Cuando la tela es amable con el cuerpo, respeta sus torsiones y movimientos, sin estrecheces ni holguras incómodas. Esa sensación de ajuste, de confort, es lo que la artista denomina una tecnología atenta. Desde ahí, Máquinas blandas hace espacio a todo lo vulnerable: habla desde lo sensible, desde la suavidad, desde la necesidad de pensar los problemas contemporáneos sin impostación. La suavidad no aparece como debilidad, sino como forma crítica.

El uso de la seda intensifica este planteamiento. En este material, cada pieza funciona como una secuencia por actos, como un diálogo que luego se acompaña con el resto de los trabajos. El acto de hacer con las manos y los tiempos que ese hacer genera es, en sí mismo, una acción contraria al ritmo productivo dominante. Las máquinas de Ortega no funcionan o no lo hacen para una finalidad concreta: son fragmentos, restos, jirones de memoria, taras y excedentes. No buscan el éxito técnico. Incluso cuando la artista desarrolla una turbina o una estructura cercana a la maquinaria dura, decide sustraerla de la utilidad industrial y llevarla a un espacio crítico. Estas máquinas blandas necesitan de la mano para activarse: no son autónomas. Si la mano se detiene, la obra se detiene. En sus sedas, cuando ella deja de bordar, el tiempo queda congelado.

También el óxido o la tela de mosquitera —cercana a los jirones al viento de los invernaderos— encarnan aquello que está en tránsito o que ha sido usado, participa de una lógica acumulativa. La capa se convierte en sedimento; la memoria queda sujeta al movimiento de las manos y al relato que ese movimiento activa. Si el gesto cesa, la obra no se materializa. Hay en esta temporalidad una posición política clara: una crítica al sistema de trabajo ligado al servicio, a los saberes y herramientas blandas que sostienen la vida y que históricamente se han vinculado a lo femenino.

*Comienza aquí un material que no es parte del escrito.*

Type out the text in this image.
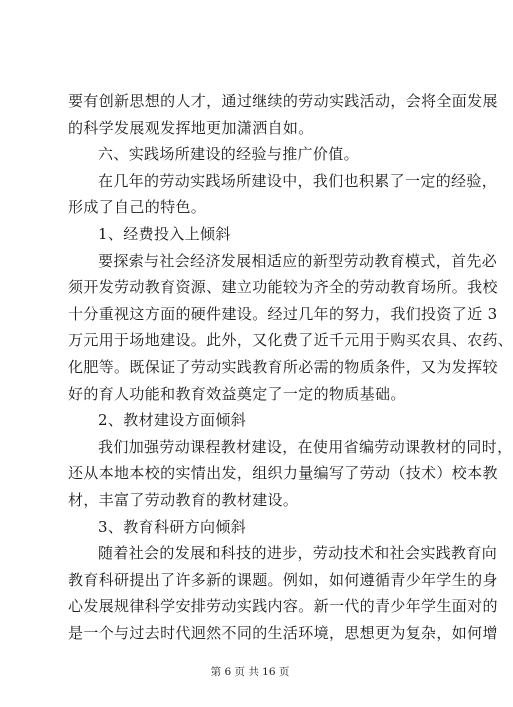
要有创新思想的人才，通过继续的劳动实践活动，会将全面发展
的科学发展观发挥地更加潇洒自如。
六、实践场所建设的经验与推广价值。
在几年的劳动实践场所建设中，我们也积累了一定的经验，
形成了自己的特色。
1、经费投入上倾斜
要探索与社会经济发展相适应的新型劳动教育模式，首先必
须开发劳动教育资源、建立功能较为齐全的劳动教育场所。我校
十分重视这方面的硬件建设。经过几年的努力，我们投资了近 3
万元用于场地建设。此外，又化费了近千元用于购买农具、农药、
化肥等。既保证了劳动实践教育所必需的物质条件，又为发挥较
好的育人功能和教育效益奠定了一定的物质基础。
2、教材建设方面倾斜
我们加强劳动课程教材建设，在使用省编劳动课教材的同时，
还从本地本校的实情出发，组织力量编写了劳动（技术）校本教
材，丰富了劳动教育的教材建设。
3、教育科研方向倾斜
随着社会的发展和科技的进步，劳动技术和社会实践教育向
教育科研提出了许多新的课题。例如，如何遵循青少年学生的身
心发展规律科学安排劳动实践内容。新一代的青少年学生面对的
是一个与过去时代迥然不同的生活环境，思想更为复杂，如何增
第 6 页 共 16 页
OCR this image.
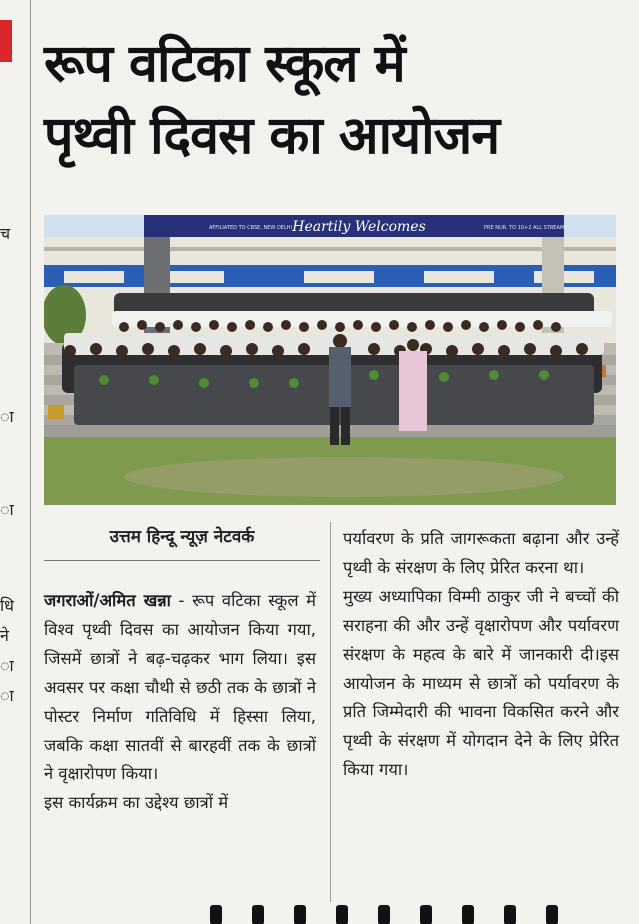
च
ा
ा
धि
ने
ा
ा
रूप वटिका स्कूल में
पृथ्वी दिवस का आयोजन
Heartily Welcomes
AFFILIATED TO CBSE, NEW DELHI	PRE NUR. TO 10+2 ALL STREAMS
उत्तम हिन्दू न्यूज़ नेटवर्क

जगराओं/अमित खन्ना - रूप वटिका स्कूल में विश्व पृथ्वी दिवस का आयोजन किया गया, जिसमें छात्रों ने बढ़-चढ़कर भाग लिया। इस अवसर पर कक्षा चौथी से छठी तक के छात्रों ने पोस्टर निर्माण गतिविधि में हिस्सा लिया, जबकि कक्षा सातवीं से बारहवीं तक के छात्रों ने वृक्षारोपण किया।

इस कार्यक्रम का उद्देश्य छात्रों में

पर्यावरण के प्रति जागरूकता बढ़ाना और उन्हें पृथ्वी के संरक्षण के लिए प्रेरित करना था।

मुख्य अध्यापिका विम्मी ठाकुर जी ने बच्चों की सराहना की और उन्हें वृक्षारोपण और पर्यावरण संरक्षण के महत्व के बारे में जानकारी दी।इस आयोजन के माध्यम से छात्रों को पर्यावरण के प्रति जिम्मेदारी की भावना विकसित करने और पृथ्वी के संरक्षण में योगदान देने के लिए प्रेरित किया गया।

El cuidado, entendido como práctica de servicio, atraviesa el trabajo de Ortega y sitúa la obra en una temporalidad otra, articulada alrededor de la posibilidad de hacer un resto subversivo.

Los restos de costura, las taras de fábrica, las máquinas improductivas, el trabajo de la zafra, el territorio plagado de invernaderos en desuso: todas estas materialidades giran en la exposición como si formasen parte de una misma constelación. Entre tejido, barro, papel y agricultura, la artista establece una relación material en la que la voluntad y el gesto sostienen el sentido. Si esa voluntad se interrumpe, todo se detiene. Por eso estas piezas son, en última instancia, el vestigio de muchas manos.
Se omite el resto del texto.